Nos jeunes salariés ont plutôt bonne presse auprès des employeurs. Ils sont plutôt bien formés. On sait que l'apprentissage c'est un moyen de mettre plus facilement le pied à l'étrier. L'intérêt est que l'employeur se familiarise avec l'employé. Bien sûr ce n'est pas le maire qui va décider des contrats mais il est en contact avec le président de l'UPJV et le recteur ! Et des apprentis peuvent trouver leur place dans les services de la métropole.

Vous notez que la population picarde devrait particulièrement vieillir d'ici 30 ans. Qu'est-ce que ça change pour une ville ?

Aujourd'hui, un agriculteur à la retraite ne reste pas sur ses terres, il déménage en centre-ville. À l'inverse, un jeune couple qui veut acheter un logement doit s'en aller loin d'Amiens, jusqu'à 40 km, faute de moyens. La périphérie de la ville va donc être demandeuse de crèches et autres services tandis qu'une population vieillissante va revenir à Amiens pour y recevoir des soins. Tout cela s'anticipe. Il faut une maison de retraite supplémentaire à Amiens. Au Conseil général, on me dit que les besoins sont à la campagne alors que c'est en ville que les gens reviennent !

Si les jeunes partent, c'est avant tout parce que le foncier est trop cher à Amiens. Comment peut intervenir une municipalité là-dessus ?

Pour faire baisser les prix, il faut davantage de foncier disponible. Et à Amiens, nous avons des ZAC qui n'avancent pas: Intercampus, Renancourt, Gare-La-Vallée...

Il y a plein de projets à Gare-La-Vallée...

Il n'y a pas grand-chose qui avance. Il faut aussi favoriser l'accès à la propriété en demandant à l'Opac de vendre des biens.

Pour vous Amiens doit devenir un pôle d'excellence. Mais dans quel domaine ?
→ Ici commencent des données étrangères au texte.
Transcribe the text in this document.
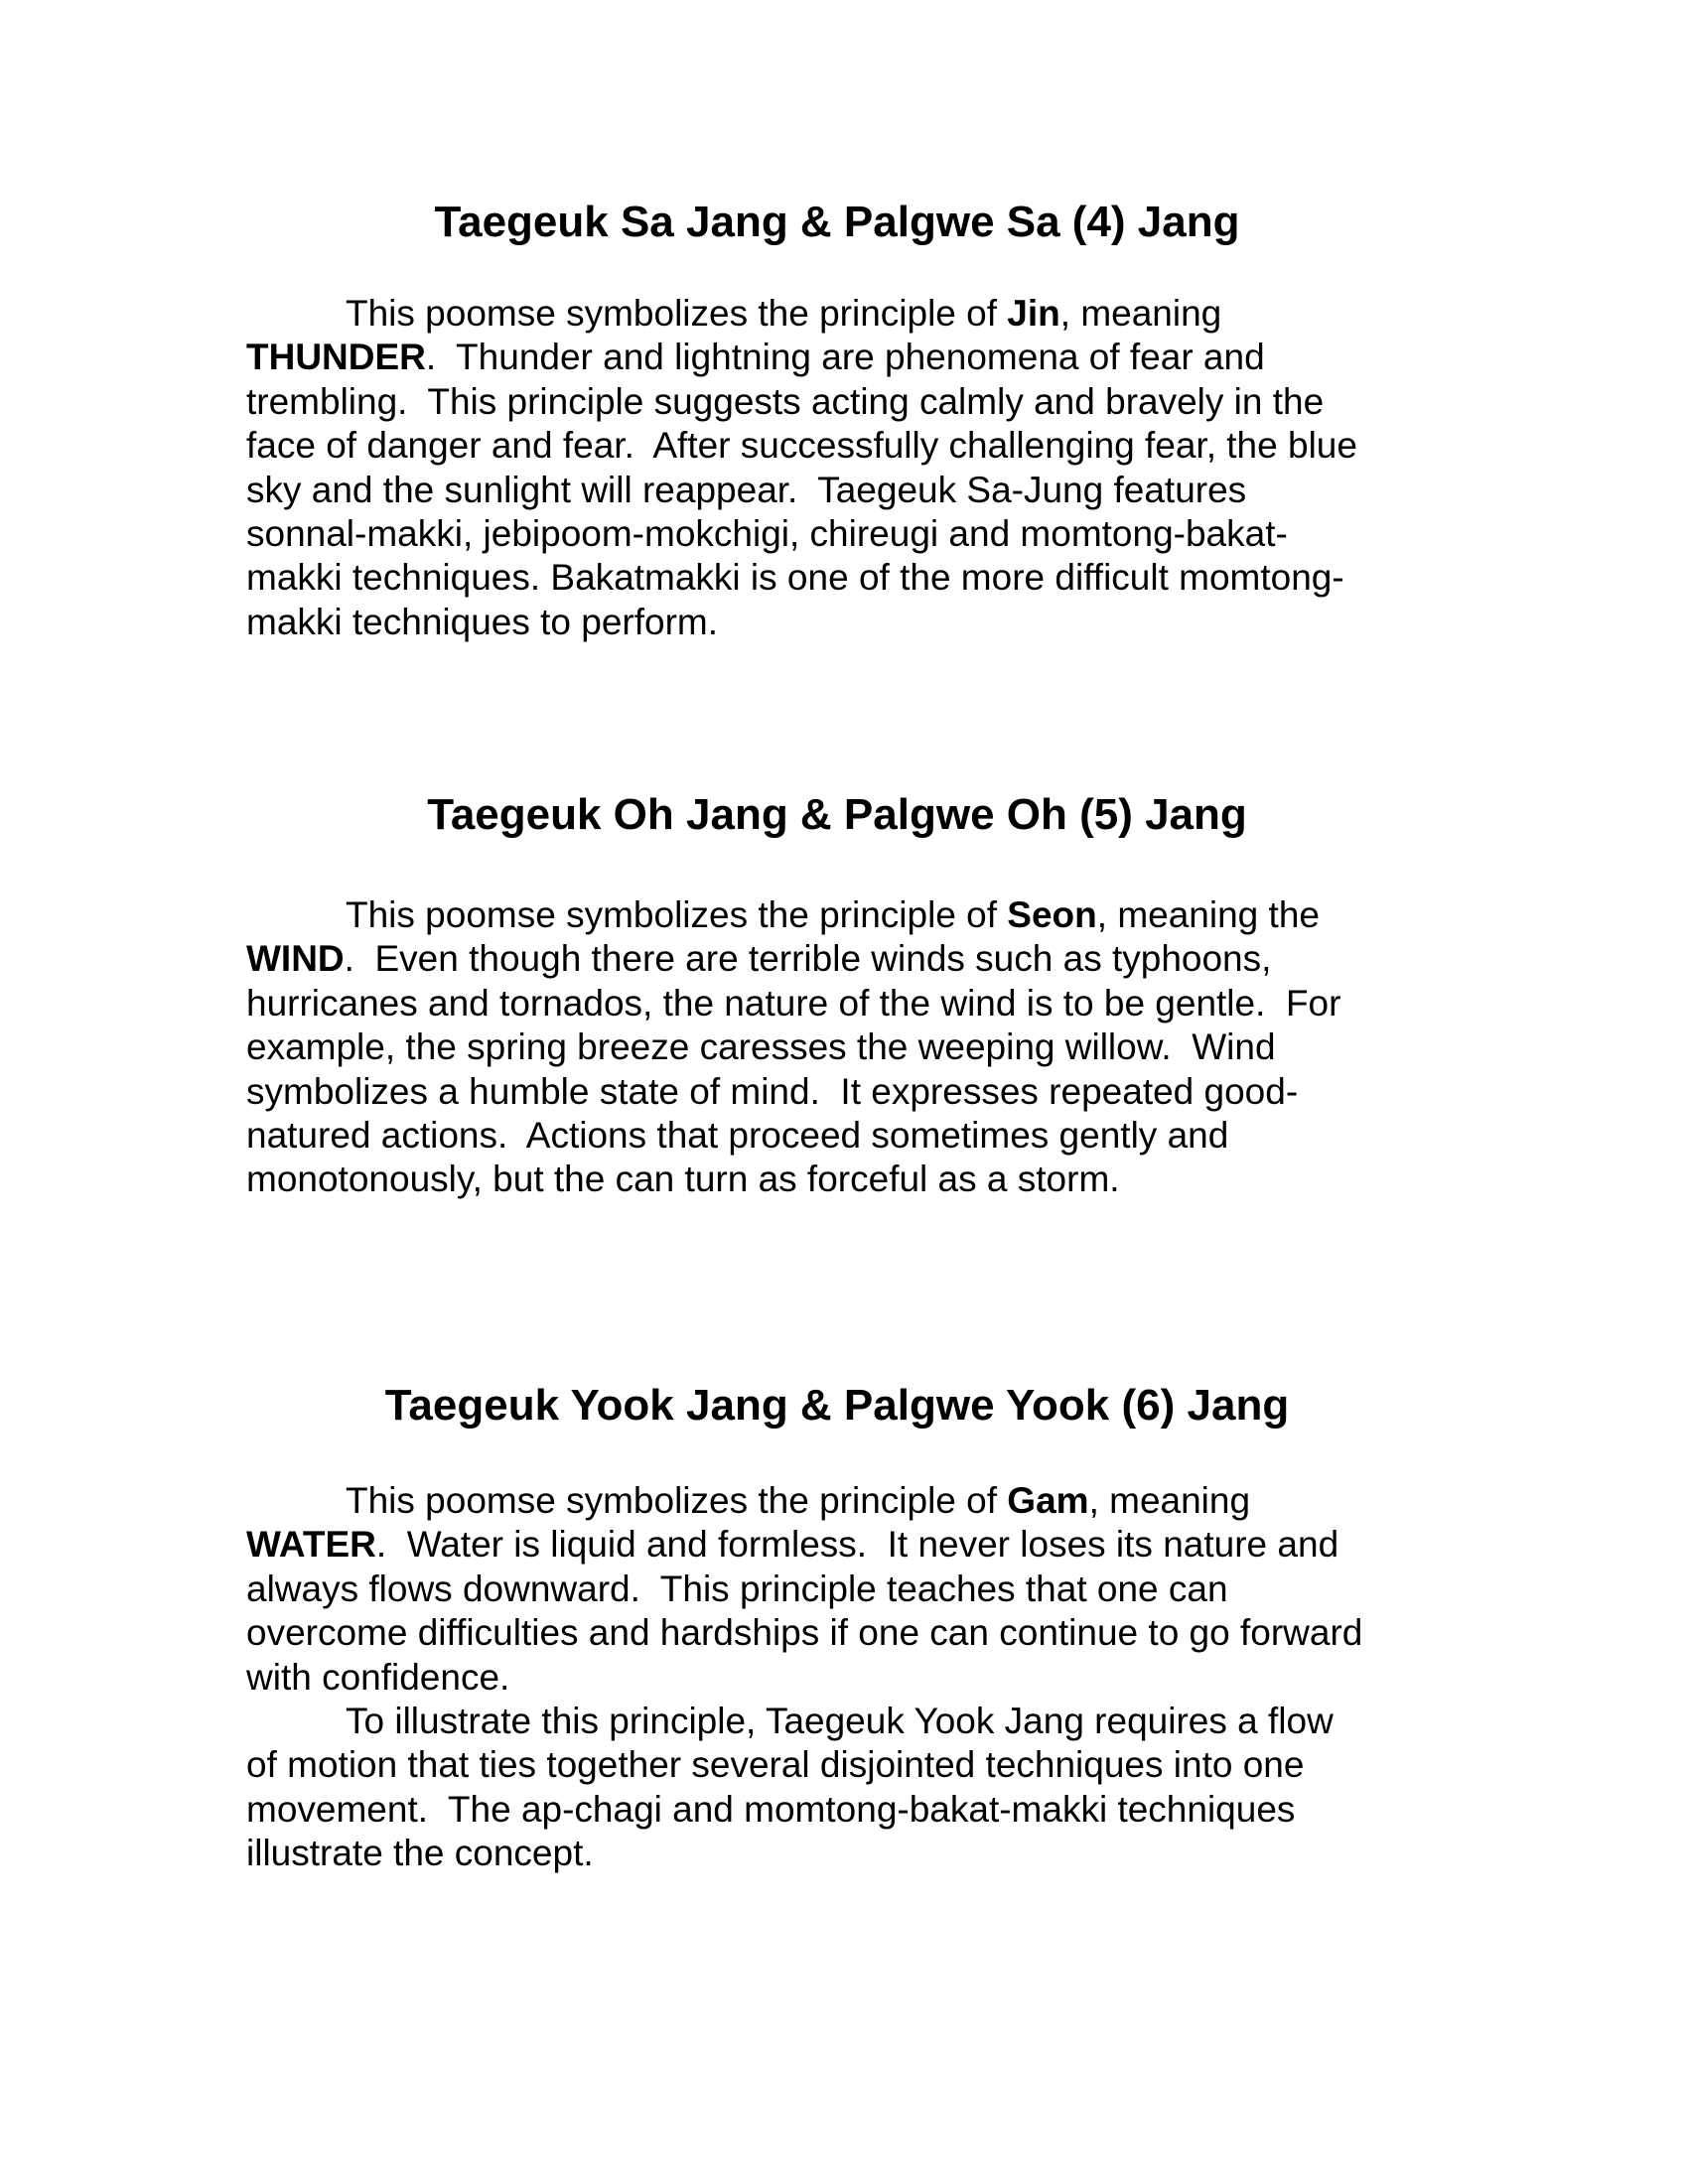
Taegeuk Sa Jang & Palgwe Sa (4) Jang

This poomse symbolizes the principle of Jin, meaning
THUNDER.  Thunder and lightning are phenomena of fear and
trembling.  This principle suggests acting calmly and bravely in the
face of danger and fear.  After successfully challenging fear, the blue
sky and the sunlight will reappear.  Taegeuk Sa-Jung features
sonnal-makki, jebipoom-mokchigi, chireugi and momtong-bakat-
makki techniques. Bakatmakki is one of the more difficult momtong-
makki techniques to perform.

Taegeuk Oh Jang & Palgwe Oh (5) Jang

This poomse symbolizes the principle of Seon, meaning the
WIND.  Even though there are terrible winds such as typhoons,
hurricanes and tornados, the nature of the wind is to be gentle.  For
example, the spring breeze caresses the weeping willow.  Wind
symbolizes a humble state of mind.  It expresses repeated good-
natured actions.  Actions that proceed sometimes gently and
monotonously, but the can turn as forceful as a storm.

Taegeuk Yook Jang & Palgwe Yook (6) Jang

This poomse symbolizes the principle of Gam, meaning
WATER.  Water is liquid and formless.  It never loses its nature and
always flows downward.  This principle teaches that one can
overcome difficulties and hardships if one can continue to go forward
with confidence.

To illustrate this principle, Taegeuk Yook Jang requires a flow
of motion that ties together several disjointed techniques into one
movement.  The ap-chagi and momtong-bakat-makki techniques
illustrate the concept.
En R&D agricole nous avons de vraies compétences. Nous devons être leaders dans le domaine de la transformation des produits agricoles. Mais nous avons d'autres atouts : la chimie organique et la pharmaceutique notamment.

En agriculture, vous mettez en cause la directive Nitrates de l'Union européenne contre laquelle les agriculteurs manifestaient la semaine dernière à Amiens. Vous les soutenez ?

La directive Nitrates doit protéger les populations mais il y a une façon de l'appliquer. Ce n'est pas l'Europe qui est en cause mais la France. Je ne soutiens pas la manifestation de la semaine dernière car les méthodes utilisées ont parfois été expéditives mais je comprends la colère des agriculteurs.

Vous contestez le projet «Amiens 2030» élaboré par la Métropole ?

Quand on m'a demandé mon avis sur le projet au Conseil général, je me suis abstenue. «Amiens 2030», c'est le contraire de ce qu'il faut faire. Là, on a collecté les demandes de tout le monde et on en a fait une synthèse. Un projet de pays ne doit pas être un catalogue ! Il faut décider et ne pas faire plaisir à tout le monde. Et surtout ne pas se contenter de dire que l'on a de beaux paysages à préserver.

Dans l'œil du Télescope

J'ai interviewé Brigitte Fouré lundi matin à sa permanence.